Midterm-Yaseen Flashcards
What is supervised learning?
- Goal is to make accurate predictions for new, never-before-seen data
- we have input and output pairs to “learn” from
Examples:
- k-Nearest Neighbors
- Linear Models
- Naive Bayes Classifiers
- Decision Trees
- Ensembles of Decision Tress
- Kernelized Support Vector Machines
- Neural Networks (Deep Learning)
Describe the k-Nearest Neighbors algorithm.
-Utilizing the training dataset, find the nearest data points and classify according these data points.
Note:
For KNeighborsClassifier we use majority vote to determine classificaiton
For KnEighborsRegressor we use mean (R^2)
Explain what is meant by “underfitting.”
A model that cannot capture the variations present in the training data.
Explain the concept of “overfitting.”
A model that focuses too much on the training data and is not able to generalize to the new data very well
When should we use Nearest Neighbors methods?
- ideal for small datasets
- good as a baseline
- easy to explain
When should we use Linear Models?
- go-to as a first method
- good for very large datasets
- good for very high-dimensional data
When should we use Naive Bayes?
- Only used for classification
- faster than linear models
- good for very large datasets and high-dimensional data
Disadvantage: often less accurate than linear models
What are the advantages of Decision Tree methods?
- very fast
- don’t need scaling of the data
- can visualize and easily explained
What are the advantages of Random Forest?
- Nearly always perform better than a single decision tree
- very robust and powerful
- Does NOT require scaling of data
What is a disadvantage of Random Forest? (When should they not be used)
Not good for high-dimensional sparse data
Compare Gradient boosted decision Trees and Random Forests in terms of advantages.
- Gradient forests are slightly more accurate than random forests
- Gradient forests are slower to train than random forests
- Gradient forests are faster to predict and smaller in memory than random forests
- Gradient forests require more parameter tuning than random forests
Describe the advantages of Support Vector Machines.
- powerful for medium-sized datasets of features with similar meaning
- Does require scaling of data
- sensitive to parameter settings
Describe the advantages of Neural Networks
- Can build very complex models (particularly for large datasets)
- Sensitive to scaling of the data and choice of parameters
- large models require a long time to train
What are the two primary types of unsupervised learning?
- unsupervised transformations: creating a new representation of data which might be easier for humans or other machine learning algorithms to understand compared to the original representation.
(dimensionality reduction, topic extraction) - Clustering algorithms: partition data into distinct groups of similar items.
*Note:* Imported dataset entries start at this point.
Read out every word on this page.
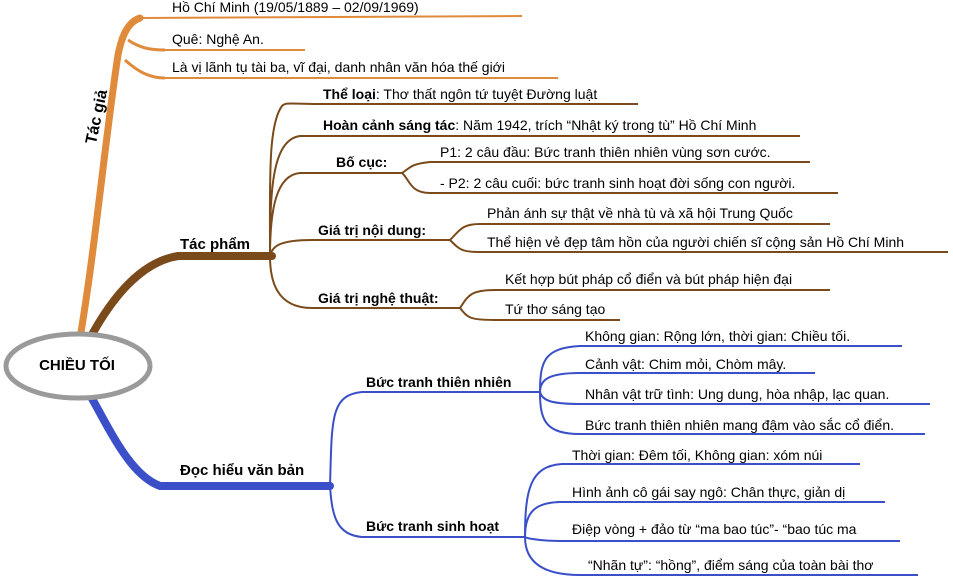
CHIỀU TỐI
Tác giả
Hồ Chí Minh (19/05/1889 – 02/09/1969)
Quê: Nghệ An.
Là vị lãnh tụ tài ba, vĩ đại, danh nhân văn hóa thế giới
Tác phẩm
Thể loại: Thơ thất ngôn tứ tuyệt Đường luật
Hoàn cảnh sáng tác: Năm 1942, trích “Nhật ký trong tù” Hồ Chí Minh
Bố cục:
P1: 2 câu đầu: Bức tranh thiên nhiên vùng sơn cước.
- P2: 2 câu cuối: bức tranh sinh hoạt đời sống con người.
Giá trị nội dung:
Phản ánh sự thật về nhà tù và xã hội Trung Quốc
Thể hiện vẻ đẹp tâm hồn của người chiến sĩ cộng sản Hồ Chí Minh
Giá trị nghệ thuật:
Kết hợp bút pháp cổ điển và bút pháp hiện đại
Tứ thơ sáng tạo
Đọc hiểu văn bản
Bức tranh thiên nhiên
Không gian: Rộng lớn, thời gian: Chiều tối.
Cảnh vật: Chim mỏi, Chòm mây.
Nhân vật trữ tình: Ung dung, hòa nhập, lạc quan.
Bức tranh thiên nhiên mang đậm vào sắc cổ điển.
Bức tranh sinh hoạt
Thời gian: Đêm tối, Không gian: xóm núi
Hình ảnh cô gái say ngô: Chân thực, giản dị
Điệp vòng + đảo từ “ma bao túc”- “bao túc ma
“Nhãn tự”: “hồng”, điểm sáng của toàn bài thơ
(like clustering in supervised learning but we don’t have output to compare to)
What is the primary challenge in unsupervised learning?
- no outcome to compare to (how well did we do? nobody knows!)
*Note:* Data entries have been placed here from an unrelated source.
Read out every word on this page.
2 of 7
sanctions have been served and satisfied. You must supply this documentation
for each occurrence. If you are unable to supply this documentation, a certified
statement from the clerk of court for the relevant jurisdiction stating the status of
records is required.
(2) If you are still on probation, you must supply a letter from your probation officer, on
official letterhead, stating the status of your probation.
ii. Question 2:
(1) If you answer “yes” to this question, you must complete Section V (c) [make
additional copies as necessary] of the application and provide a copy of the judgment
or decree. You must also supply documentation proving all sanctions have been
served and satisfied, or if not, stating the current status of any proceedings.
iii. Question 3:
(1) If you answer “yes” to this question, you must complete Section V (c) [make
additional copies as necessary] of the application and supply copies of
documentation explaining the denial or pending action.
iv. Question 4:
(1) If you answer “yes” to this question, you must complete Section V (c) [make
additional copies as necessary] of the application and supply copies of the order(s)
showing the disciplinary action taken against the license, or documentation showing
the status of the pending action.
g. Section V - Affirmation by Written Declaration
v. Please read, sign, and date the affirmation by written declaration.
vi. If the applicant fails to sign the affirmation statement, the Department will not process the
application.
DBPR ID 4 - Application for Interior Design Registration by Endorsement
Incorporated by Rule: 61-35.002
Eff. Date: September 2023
- We must manually inspect the results to see how we did.
What is a common utilization of unsupervised algorithms?
Exploratory setting:
-useful to change representation of data to then use a supervised learning method
Why is k-nearest neighbors algorithm is not often used in practice?
-slow prediction
-inability to handle many features
(although it is very easy to understand and reasonable performance without a lot of adjustments)
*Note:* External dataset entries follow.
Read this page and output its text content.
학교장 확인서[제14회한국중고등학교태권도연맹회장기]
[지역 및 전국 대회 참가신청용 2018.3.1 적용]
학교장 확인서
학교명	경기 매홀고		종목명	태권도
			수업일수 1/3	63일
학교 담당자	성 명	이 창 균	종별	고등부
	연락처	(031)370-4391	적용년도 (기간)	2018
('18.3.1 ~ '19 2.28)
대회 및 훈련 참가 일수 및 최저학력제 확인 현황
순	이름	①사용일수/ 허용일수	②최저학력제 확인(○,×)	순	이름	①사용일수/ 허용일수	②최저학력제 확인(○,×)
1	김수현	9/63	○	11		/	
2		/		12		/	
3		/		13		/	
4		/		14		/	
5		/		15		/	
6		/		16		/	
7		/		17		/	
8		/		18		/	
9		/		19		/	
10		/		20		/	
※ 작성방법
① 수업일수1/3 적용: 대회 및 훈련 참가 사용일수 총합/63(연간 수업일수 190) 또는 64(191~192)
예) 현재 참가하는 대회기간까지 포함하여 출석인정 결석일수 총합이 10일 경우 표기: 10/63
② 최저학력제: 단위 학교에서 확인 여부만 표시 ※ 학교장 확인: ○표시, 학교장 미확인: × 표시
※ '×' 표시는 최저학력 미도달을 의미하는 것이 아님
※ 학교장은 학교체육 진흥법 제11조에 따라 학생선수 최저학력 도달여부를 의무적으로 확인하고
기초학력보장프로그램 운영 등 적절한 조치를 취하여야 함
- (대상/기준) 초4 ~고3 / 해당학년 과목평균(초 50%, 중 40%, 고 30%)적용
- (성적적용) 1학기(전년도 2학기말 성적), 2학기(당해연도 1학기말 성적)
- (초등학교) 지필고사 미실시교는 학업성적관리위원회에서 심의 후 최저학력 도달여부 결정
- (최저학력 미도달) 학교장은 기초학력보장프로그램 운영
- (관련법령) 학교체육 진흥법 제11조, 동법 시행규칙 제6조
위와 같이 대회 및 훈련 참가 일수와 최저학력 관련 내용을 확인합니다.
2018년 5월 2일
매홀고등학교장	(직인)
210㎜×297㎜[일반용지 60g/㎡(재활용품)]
What is k-nearest neighbors best utilized for?
-good baseline method before considering more advanced techniques
Consider the following training and test set scores:
Training set score: 0.96
Test set score: 0.63
What is this a sign of?
The discrepancy is a sign of overfitting.
Consider the two sets of training/test set score pairs for two different machine learning algorithms:
Model 1:
Training set score: 0.98
Test set score: 0.82
Model 2:
Training set score: 0.84
Test set score: 0.80
Which model would you choose and why?
Model 2.
Although Model 1 has a slightly higher Test set score than Model 2, there is a much higher discrepancy between the Training and Test scores in Model 1 which is a sign of overfitting.
In Model 2, we see a lower training set score and a much smaller discrepancy between the Training and Test set score.
I would expect Model 2 to generalize better than Model 1 in a larger dataset and over time.
Explain the general concept of Ridge Regression.
Ridge regression is like Linear Regression with the added constraint that coefficients are chosen so their magnitude is small. We want the coefficients of each feature to be as close to zero as possible while still predicting well.
-This is an example of regularization, or explicitly restricting a model to avoid overfitting. (Specifically this is L2 regularization).
- Alpha is the parameter that is manipulated to determine the “penalty” applied to the coefficient
- smaller alpha means less of a penalty for large magnitude. This means a small alpha will lead to basically linear regression.
Explain the general concept of Lasso Regression
Lasso Regression is another example of regularization (specifically L1 regularization). It is like linear regression but with an added constraint but allows some coefficients to be exactly zero. This means that Lasso essentially can be used for feature selection (choosing the features that are important)
Again, lower alpha results closer to Linear Regression model.